- 1 heaped cup - Nutrela Soya chunks
- 1 Extra large chayote/chow chow/Bangalore brinjal - julienned (2 cups lightly packed)
- 3/4 Cup - frozen green peas
- 1 small size onion - sliced lengthwise (1 cup yield)
- 1/2 Tsp - red chilli powder
- 1/2 Tsp - Turmeric powder
- 1 Tsp - Garam masala or your favorite spice blend powder.
- 1/2 Cup - fresh chopped cilantro
- 1 Tbsp - oil
Directions to prepare Soya chunks/ soya vadi subji :
- Place soya balls in a medium size bowl filled with water, around 2 cups - microwave for 4 minutes over 20% reduced temperature that is set heat level to 80. Let it cool for 2-3 minutes.
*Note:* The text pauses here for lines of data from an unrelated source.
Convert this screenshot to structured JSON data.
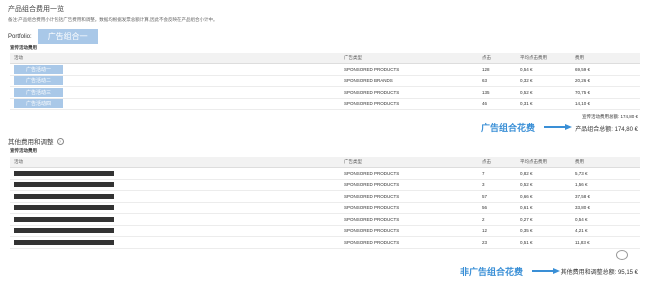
{
  "page": {
    "title": "产品组合费用一览",
    "note": "备注:产品组合费用小计包括广告费用和调整。数据均根据发票总额计算,因此不会反映在产品组合小计中。"
  },
  "portfolio": {
    "label": "Portfolio:",
    "name": "广告组合一"
  },
  "section1": {
    "label": "宣传活动费用",
    "columns": [
      "活动",
      "广告类型",
      "点击",
      "平均点击费用",
      "费用"
    ],
    "rows": [
      {
        "campaign": "广告活动一",
        "type": "SPONSORED PRODUCTS",
        "clicks": "128",
        "cpc": "0,54 €",
        "cost": "69,59 €"
      },
      {
        "campaign": "广告活动二",
        "type": "SPONSORED BRANDS",
        "clicks": "63",
        "cpc": "0,32 €",
        "cost": "20,26 €"
      },
      {
        "campaign": "广告活动三",
        "type": "SPONSORED PRODUCTS",
        "clicks": "135",
        "cpc": "0,52 €",
        "cost": "70,75 €"
      },
      {
        "campaign": "广告活动四",
        "type": "SPONSORED PRODUCTS",
        "clicks": "46",
        "cpc": "0,31 €",
        "cost": "14,10 €"
      }
    ],
    "subtotal": "宣传活动费用总额: 174,80 €",
    "total": "产品组合总额: 174,80 €",
    "annotation": "广告组合花费"
  },
  "section2": {
    "title": "其他费用和调整",
    "label": "宣传活动费用",
    "columns": [
      "活动",
      "广告类型",
      "点击",
      "平均点击费用",
      "费用"
    ],
    "rows": [
      {
        "type": "SPONSORED PRODUCTS",
        "clicks": "7",
        "cpc": "0,82 €",
        "cost": "5,73 €"
      },
      {
        "type": "SPONSORED PRODUCTS",
        "clicks": "3",
        "cpc": "0,52 €",
        "cost": "1,56 €"
      },
      {
        "type": "SPONSORED PRODUCTS",
        "clicks": "57",
        "cpc": "0,66 €",
        "cost": "37,58 €"
      },
      {
        "type": "SPONSORED PRODUCTS",
        "clicks": "56",
        "cpc": "0,61 €",
        "cost": "33,80 €"
      },
      {
        "type": "SPONSORED PRODUCTS",
        "clicks": "2",
        "cpc": "0,27 €",
        "cost": "0,54 €"
      },
      {
        "type": "SPONSORED PRODUCTS",
        "clicks": "12",
        "cpc": "0,35 €",
        "cost": "4,21 €"
      },
      {
        "type": "SPONSORED PRODUCTS",
        "clicks": "23",
        "cpc": "0,51 €",
        "cost": "11,83 €"
      }
    ],
    "total": "其他费用和调整总额: 95,15 €",
    "annotation": "非广告组合花费"
  },
  "colors": {
    "highlight": "#a9c8e8",
    "annotation": "#3a8fd6"
  },
  "icons": {
    "arrow": "arrow-right-icon",
    "help": "help-circle-icon"
  }
}
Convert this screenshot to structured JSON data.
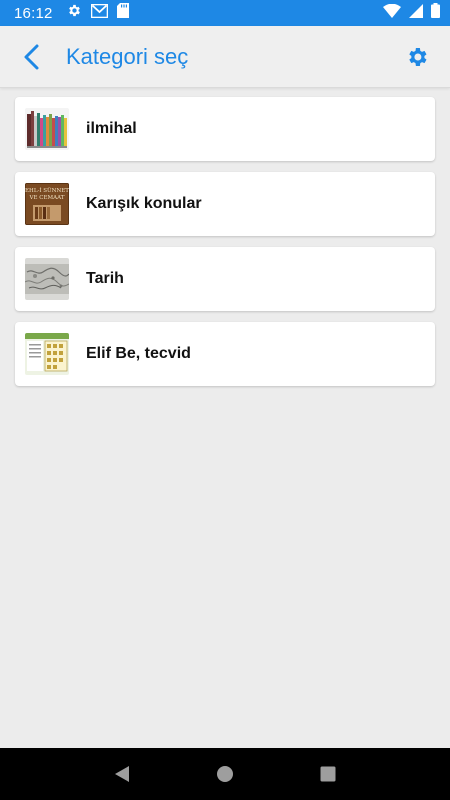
{
  "status_bar": {
    "time": "16:12",
    "icons": [
      "settings-icon",
      "gmail-icon",
      "sd-card-icon",
      "wifi-icon",
      "signal-icon",
      "battery-icon"
    ]
  },
  "app_bar": {
    "title": "Kategori seç",
    "back_icon": "chevron-left-icon",
    "settings_icon": "gear-icon",
    "accent_color": "#1e88e5"
  },
  "categories": [
    {
      "label": "ilmihal",
      "thumbnail": "books-thumbnail"
    },
    {
      "label": "Karışık konular",
      "thumbnail": "ehl-i-sunnet-book-cover",
      "thumb_text": "EHL-İ SÜNNET VE CEMAAT"
    },
    {
      "label": "Tarih",
      "thumbnail": "old-map-thumbnail"
    },
    {
      "label": "Elif Be, tecvid",
      "thumbnail": "alphabet-chart-thumbnail"
    }
  ],
  "nav_bar": {
    "buttons": [
      "back-triangle-icon",
      "home-circle-icon",
      "recents-square-icon"
    ]
  }
}
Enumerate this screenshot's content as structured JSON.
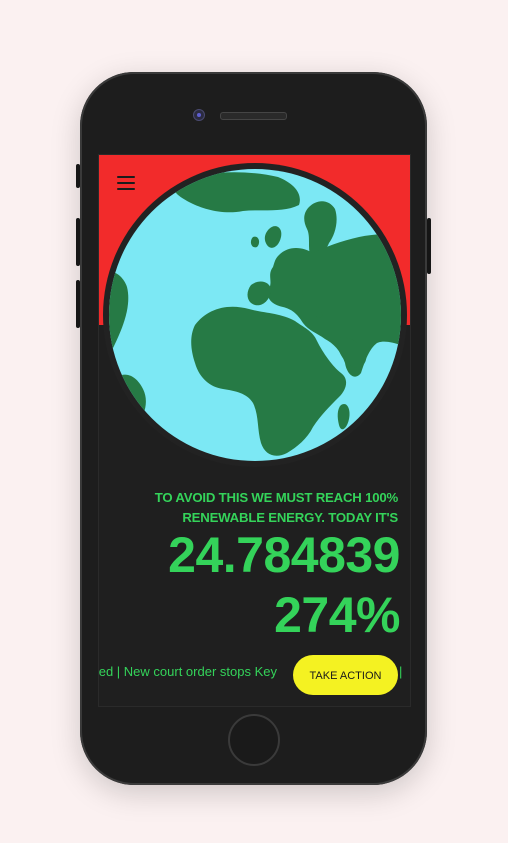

Take out all balls from bowl with slotted spoon, place in a colander, run under cold water for few seconds, until they turn cool enough to touch. Quickly squeeze out water. Gently Squeezing 2-3 times is enough, you need to retain some water in chunks. Keep aside
- In a medium saute pan heat 1 tbsp oil, add sliced onions, saute over medium heat, stirring often for about 6-7 minutes. Now add 1/2 tsp turmeric powder, 1/2 tsp garam masala, fry for one minute.
- Next add julienned chayote, mix all well. Pour in half a cup of water, little salt. Cover the lid and cook for 4-5 minutes over medium heat.
- Open the lid, mix in squeezed soya chunks. Sprinkle remaining half tsp garam masala, 1/2 tsp red chilli powder, little chopped cilantro. Mix well, continue cooking over medium heat for 3-4 minutes. Add 2-3 tbsp water if pot dries out at the bottom.
- Add 3/4 cup frozen green peas, reduce heat to medium low, adjust salt seasoning. Add 2-3 tbsp water, let cook covered for 4-5 minutes.
- Finally garnish with remaining chopped cilantro. Serve with roti, use as wrap filling or just enjoy in a bowl.